Alcohol also reduces eye pressures by a few points in the short term, but no-one is suggesting people have a drink every hour day and night to treat their glaucoma.
In addition, as well as lowering eye pressure, marijuana can lower blood pressure, which can also affect the flow of blood and nutrients to the optic nerve, and it is possible that smoking marijuana could be counterproductive and make glaucoma worse!
At this stage, no-one has developed a drop that can be administered locally and shown to be effective and so there is no safe, effective and well-tolerated way of administering marijuana, cannabis or THC in a practical way to treat glaucoma.

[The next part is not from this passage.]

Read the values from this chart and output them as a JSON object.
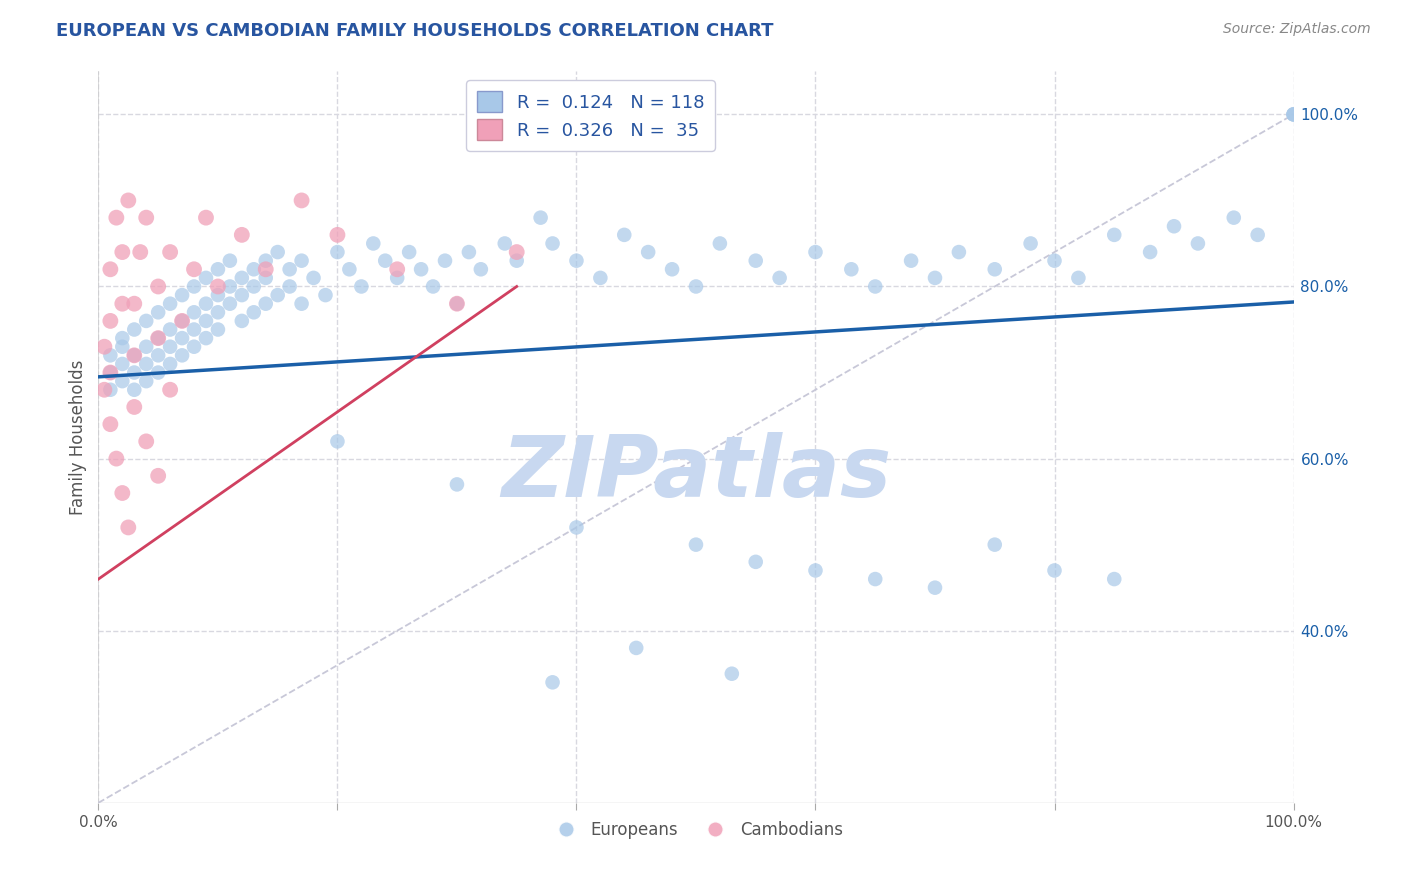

We have many great treatments for glaucoma, including eye drops, laser, stents and other types of surgery and all of these need to be administered by or under the supervision of an ophthalmologist. Glaucoma is not just a disease of high pressure in the eye, as some people have the same progressive optic nerve damage with pressures that never rise above ‘normal’, and the diagnosis and treatment can be delicate and complex.
It is vital that everyone over 40, and even younger if there is a family history of glaucoma, have an eye health check every year for this condition which causes no symptoms at all, until it causes irreversible blindness. Self-diagnosing and self-medicating is not an option here… trained professionals are available to support you… please use them!